Ah! Se a gente pudesse colocar uma pedrinha
na vesícula do relógio de arei, pra sentir a dor
de parar o tempo, e voltar ao campo
em busca da essência, da raiz de um cravo vermelho
- a mais medicinal e campeira flor!
Ah! Se a gente pudesse trocar
uma arroba de saudade por um naco de esperança
e dar de volta um cargueiro de amor!...

Mas hoje tudo tem que ter um preço, um valor...
Nos briques, mos antiquários, nos classificados
dos jornais da capital e do inteiror
a gente encontra de tudo á venda: rins,
coração (e quanto custa a emoção?)...
Olhos, mas e o brilho deles ao ver a amada
que tem outro nome?
E o anseio deles de horizonte e estrada
por quanto se vende na córnea alienada?...

Eu só não consigo acreditar
que, em pleno século vinte, tenhamos colocado
definitivamente a carreta na frente dos bois...


E que tenhamos ido ainda mais além


e posto à venda a carreta e os bois!...

Imaginem o abandono e a tristeza de uma estância,
Por mais simples que seja, ao ver o próprio dono
repontando-se com os bois mansos para o matador,
onde a lâmina fria da faca exangue
vai moldar, no sangrador, a rosa de snague.
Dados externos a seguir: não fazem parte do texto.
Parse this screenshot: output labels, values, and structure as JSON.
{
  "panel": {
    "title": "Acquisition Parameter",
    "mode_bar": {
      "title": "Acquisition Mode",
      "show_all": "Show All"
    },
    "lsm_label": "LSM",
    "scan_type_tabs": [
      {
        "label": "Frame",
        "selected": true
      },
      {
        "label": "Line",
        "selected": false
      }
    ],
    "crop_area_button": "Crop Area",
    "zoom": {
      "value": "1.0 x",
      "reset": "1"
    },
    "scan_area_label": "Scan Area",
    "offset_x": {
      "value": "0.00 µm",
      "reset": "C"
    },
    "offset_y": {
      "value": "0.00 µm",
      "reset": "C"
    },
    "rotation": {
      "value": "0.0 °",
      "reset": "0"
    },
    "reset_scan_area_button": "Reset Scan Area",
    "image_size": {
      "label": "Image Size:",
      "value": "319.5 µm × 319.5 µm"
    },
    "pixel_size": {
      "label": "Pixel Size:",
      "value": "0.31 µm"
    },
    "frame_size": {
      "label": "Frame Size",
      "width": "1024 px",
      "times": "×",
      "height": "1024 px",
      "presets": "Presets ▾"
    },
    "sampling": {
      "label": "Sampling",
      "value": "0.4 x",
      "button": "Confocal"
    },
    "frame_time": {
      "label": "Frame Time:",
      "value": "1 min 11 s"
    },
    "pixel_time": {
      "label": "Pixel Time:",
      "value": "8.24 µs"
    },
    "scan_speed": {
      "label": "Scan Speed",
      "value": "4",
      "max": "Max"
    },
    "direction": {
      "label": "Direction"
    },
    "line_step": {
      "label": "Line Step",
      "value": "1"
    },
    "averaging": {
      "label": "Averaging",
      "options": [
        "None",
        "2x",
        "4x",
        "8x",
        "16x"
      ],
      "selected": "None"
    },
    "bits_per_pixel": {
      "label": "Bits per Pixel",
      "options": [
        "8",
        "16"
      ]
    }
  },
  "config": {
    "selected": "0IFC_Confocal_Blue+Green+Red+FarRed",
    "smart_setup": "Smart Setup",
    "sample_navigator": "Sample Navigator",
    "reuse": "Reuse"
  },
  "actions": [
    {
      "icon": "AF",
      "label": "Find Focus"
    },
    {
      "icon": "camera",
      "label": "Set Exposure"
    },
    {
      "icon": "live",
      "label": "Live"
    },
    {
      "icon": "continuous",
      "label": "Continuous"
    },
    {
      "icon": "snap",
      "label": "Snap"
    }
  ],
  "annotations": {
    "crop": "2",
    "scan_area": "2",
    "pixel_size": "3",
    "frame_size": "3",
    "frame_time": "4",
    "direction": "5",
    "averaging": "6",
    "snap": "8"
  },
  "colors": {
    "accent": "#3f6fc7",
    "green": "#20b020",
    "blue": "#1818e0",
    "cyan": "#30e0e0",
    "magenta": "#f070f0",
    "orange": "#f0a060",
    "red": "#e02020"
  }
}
E imaginem a dor de uma carreta antiga
Ao ver calada a eterna cantiga de roda da roda...
E depois ser charqueada... Parte á parte:
as rodas e os raios de sol, para os portões e luminárias...
A vontade férrea, para o ferro velho...
... e o resto da carne vegetal envelhecida
sendo esquecida á sombra do tempo,
como se não tivesse vida...

Somente alguém com coração de pedra,
com alam de ferro, artérias plastificadas...
... e nervos de aço
seria capaz de colocar à venda
um pedaço inalienável e inseparável de si...

Somente um louco, talvez
cometesse a insensatez de de pôr à venda
um pedaço da própria alma...
Do próprio sangue... da própria carne.
Porque certamente, em sã consciência,
... um homem de raízes campeiras, jamais,
jamais se tornaria mercador,
um mascate de si mesmo...
... ao ponto de colocar-se à venda
com a carreta e a junta de boi manso.